SageMaker Autopilot generates models that either predict values (regression), or predict categories (classification).

Regression algorithms are used to predict the continuous values such as price, salary, age, etc. and classification algorithms are used to predict/classify discrete values such as Cat or Dog, Spam or Not Spam, etc. Autopilot supports both binary and multi-class classification.

Source: https://www.javatpoint.com/regression-vs-classification-in-machine-learning

How does it work?

There are three stages that Autopilot runs through

Analyzes Data

Produces two notebooks
- Data Exploration
- Candidate Definition Notebook
  - Identifies problem type to be solved
  - Data pre-processing
  - Candidate pipelines
    - Using ML model suitable for the problem type supplied or identified

Feature engineering

Creates training and validation datasets for each pipeline
Engineers new features like automatically extracting information from non-numeric columns, such as date and time information from timestamps.

Model tuning

Launches a hyperparameter optimization job for each candidate pipeline
- Runs many training jobs while iterating on combinations of hyperparameters
- Assesses and selects highest performing model

Untitled

Getting Started

This tutorial assumes basic familiarity with AWS services such as IAM, S3 and EC2

Our use case: Predict caloric intake based sleep, recovery and heart rate data

Model training

Create an Amazon Web Services account
Setup SageMaker Studio, this is the environment where you can create and run Autopilot experiments
Upload your labelled data to the S3 bucket your studio created

Screen Shot 2021-08-14 at 3.52.13 PM.png

Screen Shot 2021-08-14 at 3.52.52 PM.png

Autopilot requires you're data be in CSV format and should contain at least 500 rows

Launch and configure the experiment

Screen Shot 2021-08-14 at 4.12.33 PM.png

Experiment options

Experiment name:
- Should be unique within your account in an AWS Region
S3 Bucket name:
- Bucket you uploaded your source data to
- SageMaker must have read permissions to this bucket.
Dataset file name:
- Name of your source data file
Target: Specifies which column you want to predict
Output data location:
- Where Sagemaker stores trial artifacts
- Sagemaker must have write permissions on this location
Machine learning problem type: specifies the kind of data preprocessing and algorithm selection for Autopilot to use
- Auto: Autopilot will automatically infer the problem type
- Regression: Predicting continuous numeric values
- Binary classification: Classifying two categories i.e Cat or Not
- Multiclass classification: Classifying more 3 or more categories i.e Cat, Dog or Neither

Run your experiment and view the artefacts generated

Screen Shot 2021-08-15 at 3.43.51 PM.png

Once your experiment is completed you will get a list of candidate models with your best model highlighted.

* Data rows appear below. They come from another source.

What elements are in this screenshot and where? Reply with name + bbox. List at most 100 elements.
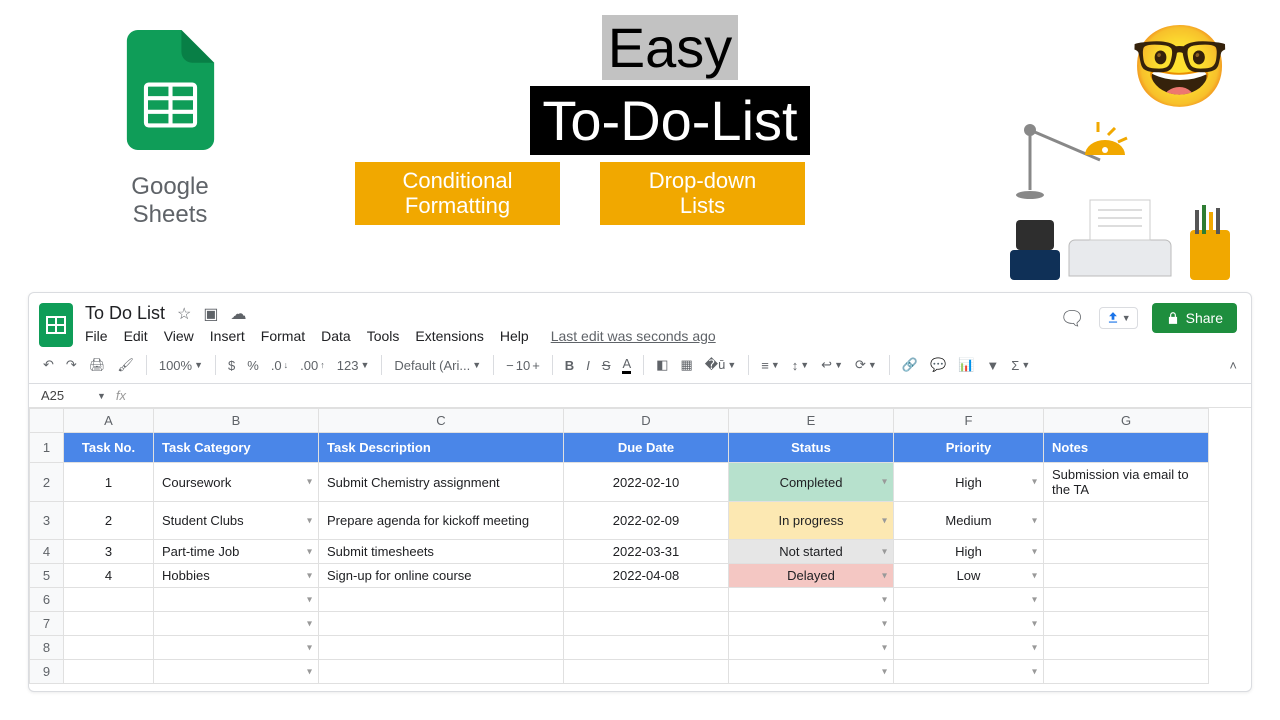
cell-empty[interactable] (319, 588, 564, 612)
decrease-decimal[interactable]: .0↓ (271, 358, 288, 373)
cell-empty[interactable] (154, 636, 319, 660)
col-header-E[interactable]: E (729, 409, 894, 433)
cell-empty[interactable] (729, 660, 894, 684)
cell-empty[interactable] (1044, 588, 1209, 612)
cell-priority[interactable]: Low (894, 564, 1044, 588)
italic-icon[interactable]: I (586, 358, 590, 373)
cell-empty[interactable] (564, 612, 729, 636)
cell-task-no[interactable]: 4 (64, 564, 154, 588)
move-to-folder-icon[interactable]: ▣ (203, 304, 218, 324)
cell-notes[interactable] (1044, 502, 1209, 540)
row-header-1[interactable]: 1 (30, 433, 64, 463)
cell-due-date[interactable]: 2022-02-09 (564, 502, 729, 540)
undo-icon[interactable]: ↶ (43, 357, 54, 373)
col-header-G[interactable]: G (1044, 409, 1209, 433)
cell-empty[interactable] (64, 660, 154, 684)
header-cell[interactable]: Task Description (319, 433, 564, 463)
cloud-status-icon[interactable]: ☁ (231, 304, 247, 324)
header-cell[interactable]: Status (729, 433, 894, 463)
header-cell[interactable]: Task No. (64, 433, 154, 463)
cell-status[interactable]: Delayed (729, 564, 894, 588)
cell-empty[interactable] (1044, 612, 1209, 636)
star-icon[interactable]: ☆ (177, 304, 191, 324)
document-title[interactable]: To Do List (85, 303, 165, 324)
font-size-select[interactable]: − 10 + (506, 358, 540, 373)
wrap-icon[interactable]: ↩▼ (821, 357, 843, 373)
format-percent[interactable]: % (247, 358, 259, 373)
increase-decimal[interactable]: .00↑ (300, 358, 325, 373)
cell-empty[interactable] (1044, 660, 1209, 684)
font-select[interactable]: Default (Ari... ▼ (394, 358, 481, 373)
menu-data[interactable]: Data (321, 328, 351, 344)
cell-notes[interactable] (1044, 540, 1209, 564)
h-align-icon[interactable]: ≡▼ (761, 358, 780, 373)
menu-view[interactable]: View (164, 328, 194, 344)
row-header-4[interactable]: 4 (30, 540, 64, 564)
cell-status[interactable]: In progress (729, 502, 894, 540)
row-header-5[interactable]: 5 (30, 564, 64, 588)
header-cell[interactable]: Due Date (564, 433, 729, 463)
rotate-icon[interactable]: ⟳▼ (855, 357, 877, 373)
cell-empty[interactable] (894, 612, 1044, 636)
cell-empty[interactable] (319, 636, 564, 660)
cell-empty[interactable] (64, 612, 154, 636)
menu-tools[interactable]: Tools (367, 328, 400, 344)
row-header-8[interactable]: 8 (30, 636, 64, 660)
cell-empty[interactable] (564, 660, 729, 684)
borders-icon[interactable]: ▦ (680, 357, 692, 373)
cell-category[interactable]: Student Clubs (154, 502, 319, 540)
number-format-select[interactable]: 123▼ (337, 358, 370, 373)
comments-icon[interactable]: 🗨 (1059, 306, 1084, 331)
cell-status[interactable]: Not started (729, 540, 894, 564)
menu-insert[interactable]: Insert (210, 328, 245, 344)
merge-cells-icon[interactable]: �ū ▼ (705, 357, 736, 373)
format-currency[interactable]: $ (228, 358, 235, 373)
row-header-6[interactable]: 6 (30, 588, 64, 612)
cell-empty[interactable] (729, 636, 894, 660)
cell-empty[interactable] (729, 588, 894, 612)
cell-empty[interactable] (1044, 636, 1209, 660)
bold-icon[interactable]: B (565, 358, 574, 373)
chart-icon[interactable]: 📊 (958, 357, 974, 373)
col-header-D[interactable]: D (564, 409, 729, 433)
cell-priority[interactable]: High (894, 540, 1044, 564)
cell-category[interactable]: Hobbies (154, 564, 319, 588)
cell-empty[interactable] (894, 588, 1044, 612)
cell-description[interactable]: Submit timesheets (319, 540, 564, 564)
present-button[interactable]: ▼ (1099, 307, 1138, 329)
comment-icon[interactable]: 💬 (930, 357, 946, 373)
menu-file[interactable]: File (85, 328, 108, 344)
cell-notes[interactable]: Submission via email to the TA (1044, 463, 1209, 502)
spreadsheet-grid[interactable]: ABCDEFG1Task No.Task CategoryTask Descri… (29, 408, 1251, 684)
menu-edit[interactable]: Edit (124, 328, 148, 344)
menu-format[interactable]: Format (261, 328, 305, 344)
row-header-2[interactable]: 2 (30, 463, 64, 502)
cell-priority[interactable]: High (894, 463, 1044, 502)
select-all-corner[interactable] (30, 409, 64, 433)
fill-color-icon[interactable]: ◧ (656, 357, 668, 373)
cell-empty[interactable] (564, 636, 729, 660)
cell-description[interactable]: Sign-up for online course (319, 564, 564, 588)
paint-format-icon[interactable]: 🖌 (117, 357, 134, 373)
cell-empty[interactable] (729, 612, 894, 636)
row-header-9[interactable]: 9 (30, 660, 64, 684)
header-cell[interactable]: Priority (894, 433, 1044, 463)
col-header-A[interactable]: A (64, 409, 154, 433)
col-header-F[interactable]: F (894, 409, 1044, 433)
name-box[interactable]: A25 (37, 386, 97, 405)
cell-description[interactable]: Submit Chemistry assignment (319, 463, 564, 502)
row-header-3[interactable]: 3 (30, 502, 64, 540)
cell-empty[interactable] (894, 660, 1044, 684)
cell-due-date[interactable]: 2022-04-08 (564, 564, 729, 588)
link-icon[interactable]: 🔗 (902, 357, 918, 373)
cell-task-no[interactable]: 2 (64, 502, 154, 540)
cell-task-no[interactable]: 3 (64, 540, 154, 564)
cell-empty[interactable] (154, 612, 319, 636)
functions-icon[interactable]: Σ▼ (1011, 358, 1030, 373)
cell-empty[interactable] (64, 636, 154, 660)
collapse-toolbar-icon[interactable]: ˄ (1229, 358, 1237, 373)
cell-task-no[interactable]: 1 (64, 463, 154, 502)
col-header-C[interactable]: C (319, 409, 564, 433)
last-edit-link[interactable]: Last edit was seconds ago (551, 328, 716, 344)
text-color-icon[interactable]: A (622, 356, 631, 374)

You can look under the hood and see the data exploration and candidate generation notebook Autopilot used to create your models.

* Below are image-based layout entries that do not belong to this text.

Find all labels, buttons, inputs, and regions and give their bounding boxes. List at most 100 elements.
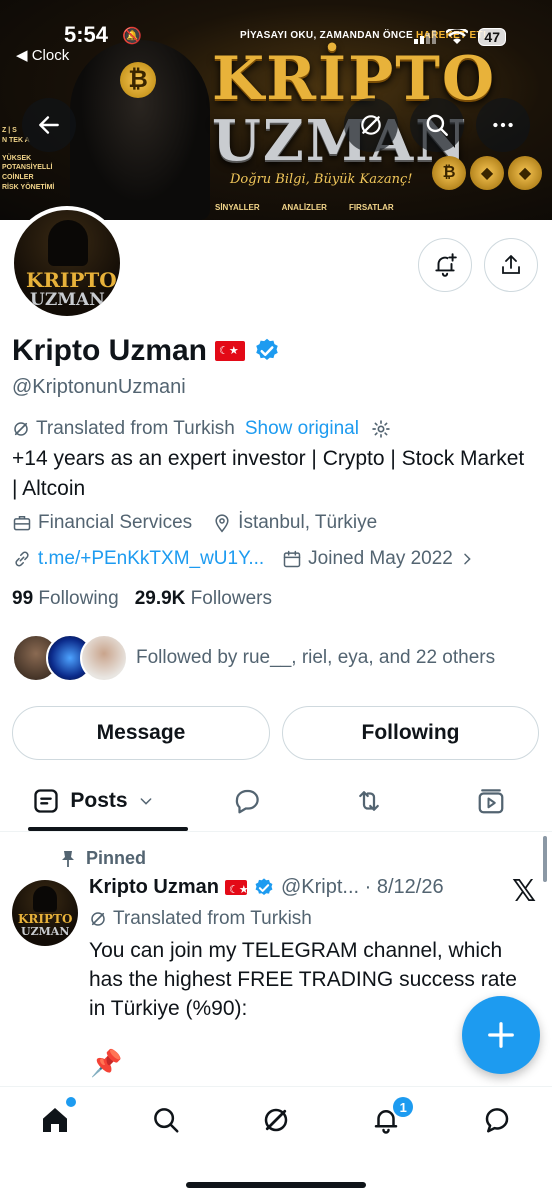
status-right: 47 — [414, 28, 506, 46]
post-author-name[interactable]: Kripto Uzman — [89, 876, 219, 899]
battery-indicator: 47 — [478, 28, 506, 46]
avatar-word-kripto: KRIPTO — [26, 268, 117, 292]
repost-icon — [359, 790, 379, 811]
pushpin-emoji: 📌 — [90, 1048, 123, 1078]
chevron-down-icon — [140, 797, 151, 805]
nav-messages[interactable] — [442, 1087, 552, 1152]
category-item: Financial Services — [12, 512, 192, 534]
banner-strip: SİNYALLER ANALİZLER FIRSATLAR — [215, 198, 455, 216]
location-text: İstanbul, Türkiye — [238, 512, 378, 533]
tab-reposts[interactable] — [308, 770, 430, 831]
joined-text: Joined May 2022 — [308, 548, 453, 569]
follow-counts: 99 Following 29.9K Followers — [12, 588, 272, 610]
followed-by-text: Followed by rue__, riel, eya, and 22 oth… — [136, 647, 496, 668]
message-button[interactable]: Message — [12, 706, 270, 760]
tab-posts-label: Posts — [70, 788, 128, 812]
tab-posts[interactable]: Posts — [0, 770, 186, 831]
profile-meta-row-2: t.me/+PEnKkTXM_wU1Y... Joined May 2022 — [12, 548, 475, 570]
avatar-word-uzman: UZMAN — [21, 925, 70, 938]
nav-home[interactable] — [0, 1087, 110, 1152]
home-indicator[interactable] — [186, 1182, 366, 1188]
followed-by-row[interactable]: Followed by rue__, riel, eya, and 22 oth… — [12, 634, 495, 682]
silent-mode-icon: 🔕 — [122, 28, 142, 45]
wifi-icon — [446, 29, 469, 44]
bio-translation-row: Translated from Turkish Show original — [12, 418, 391, 440]
bitcoin-coin-icon: ₿ — [432, 156, 466, 190]
back-button[interactable] — [22, 98, 76, 152]
chevron-right-icon — [464, 553, 471, 565]
reply-icon — [235, 789, 259, 813]
profile-tabs: Posts — [0, 770, 552, 832]
following-button[interactable]: Following — [282, 706, 539, 760]
back-to-app-link[interactable]: ◀ Clock — [16, 46, 69, 64]
verified-badge-icon — [256, 338, 278, 360]
post-author-avatar[interactable]: KRIPTO UZMAN — [12, 880, 78, 946]
verified-badge-icon — [255, 877, 273, 895]
video-icon — [478, 788, 504, 813]
banner-slogan: Doğru Bilgi, Büyük Kazanç! — [230, 172, 413, 187]
post-header: Kripto Uzman @Kript... · 8/12/26 — [89, 876, 444, 899]
translated-label: Translated from Turkish — [36, 418, 235, 439]
signal-icon — [414, 30, 437, 44]
share-icon — [502, 255, 520, 274]
tab-replies[interactable] — [186, 770, 308, 831]
banner-strip-item: SİNYALLER — [215, 202, 260, 212]
banner-strip-item: ANALİZLER — [281, 202, 327, 212]
link-icon — [15, 551, 29, 567]
post-handle-date: @Kript... · 8/12/26 — [281, 876, 444, 898]
post-text: You can join my TELEGRAM channel, which … — [89, 939, 517, 1020]
follower-avatars — [12, 634, 128, 682]
profile-avatar[interactable]: KRIPTO UZMAN — [10, 206, 124, 320]
grok-button[interactable] — [344, 98, 398, 152]
show-original-link[interactable]: Show original — [245, 418, 359, 440]
arrow-left-icon — [39, 116, 59, 134]
category-text: Financial Services — [38, 512, 193, 533]
unread-dot — [66, 1097, 76, 1107]
more-dots-icon — [493, 122, 513, 128]
search-button[interactable] — [410, 98, 464, 152]
search-icon — [426, 114, 448, 136]
gear-icon[interactable] — [371, 419, 391, 439]
posts-icon — [34, 788, 59, 813]
nav-grok[interactable] — [221, 1087, 331, 1152]
followers-count-link[interactable]: 29.9K Followers — [135, 588, 272, 610]
pinned-label: Pinned — [60, 848, 146, 869]
briefcase-icon — [13, 516, 31, 531]
avatar-word-uzman: UZMAN — [30, 290, 105, 310]
location-item: İstanbul, Türkiye — [212, 512, 377, 534]
nav-notifications[interactable]: 1 — [331, 1087, 441, 1152]
status-time: 5:54 — [64, 22, 109, 47]
bottom-nav: 1 — [0, 1086, 552, 1152]
status-bar: 5:54 🔕 ◀ Clock 47 — [0, 20, 552, 68]
notify-button[interactable] — [418, 238, 472, 292]
joined-item[interactable]: Joined May 2022 — [282, 548, 475, 570]
plus-icon — [488, 1022, 514, 1048]
share-button[interactable] — [484, 238, 538, 292]
turkey-flag-icon — [215, 341, 245, 361]
avatar — [80, 634, 128, 682]
website-item[interactable]: t.me/+PEnKkTXM_wU1Y... — [12, 548, 264, 570]
more-button[interactable] — [476, 98, 530, 152]
avatar-word-kripto: KRIPTO — [18, 912, 73, 926]
profile-handle: @KriptonunUzmani — [12, 376, 186, 398]
profile-name: Kripto Uzman — [12, 334, 281, 368]
tab-media[interactable] — [430, 770, 552, 831]
grok-icon — [91, 912, 105, 926]
grok-icon — [361, 115, 381, 135]
website-link[interactable]: t.me/+PEnKkTXM_wU1Y... — [38, 548, 264, 570]
ethereum-coin-icon: ◆ — [508, 156, 542, 190]
location-pin-icon — [215, 514, 229, 533]
scrollbar[interactable] — [543, 836, 547, 882]
chat-bubble-icon — [485, 1107, 509, 1132]
x-logo-icon: 𝕏 — [512, 875, 537, 908]
nav-search[interactable] — [110, 1087, 220, 1152]
following-count-link[interactable]: 99 Following — [12, 588, 119, 610]
post-translated-label: Translated from Turkish — [113, 908, 312, 929]
banner-coins: ₿ ◆ ◆ — [432, 150, 552, 210]
post-translation-row: Translated from Turkish — [89, 908, 312, 930]
banner-strip-item: FIRSATLAR — [348, 202, 394, 212]
avatar-hood — [48, 220, 88, 266]
grok-icon — [264, 1108, 288, 1131]
grok-icon — [14, 422, 28, 436]
compose-button[interactable] — [462, 996, 540, 1074]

We wont be needing to go into these, but this is where Data Scientists can tweak and modify the approaches created and generate their own models.

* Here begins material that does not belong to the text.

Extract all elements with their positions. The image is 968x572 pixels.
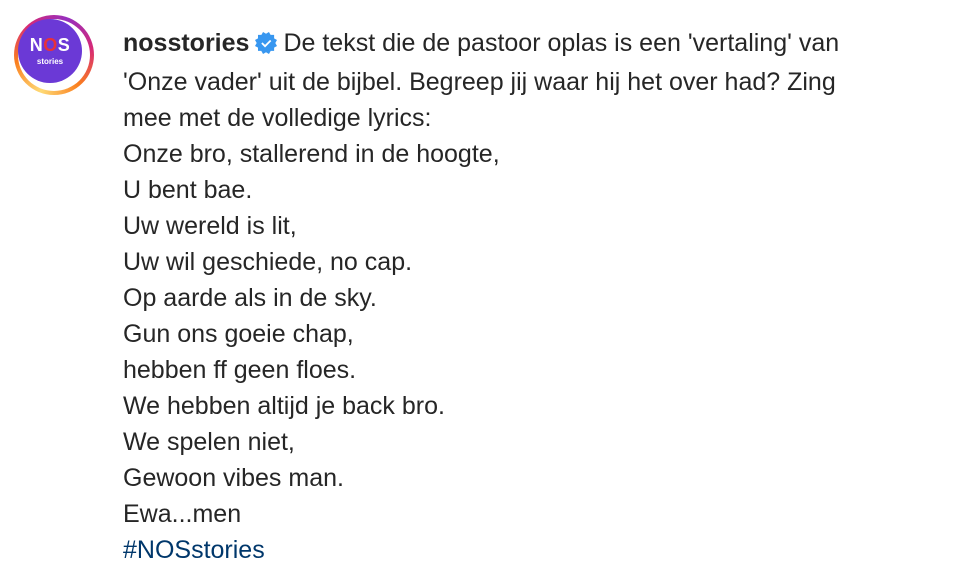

Screen Shot 2021-08-15 at 4.55.32 PM.png

Model Deployment

There are two primary modes of model deployment within SageMaker service, Inference Endpoints and Batch Transform jobs.

Inference Endpoint

Real time predictions
Model deployed to a virtual server
- automatically handles concurrent requests

Batch Transform Jobs

Want to get predictions for an entire dataset
Don't need a persistent endpoint that applications (for example, web or mobile apps) can call to get predictions
Don't need the sub-second latency that SageMaker hosted endpoints provide

Screen Shot 2021-08-15 at 5.57.32 PM.png

Prediction

Invoking our endpoint within a Sagemaker Studio Notebook, we can see how we might interact with our API for real-time inference! Cool huh.

Screen Shot 2021-08-15 at 6.11.00 PM.png

And there you have it, your very first Sagemaker machine learning model.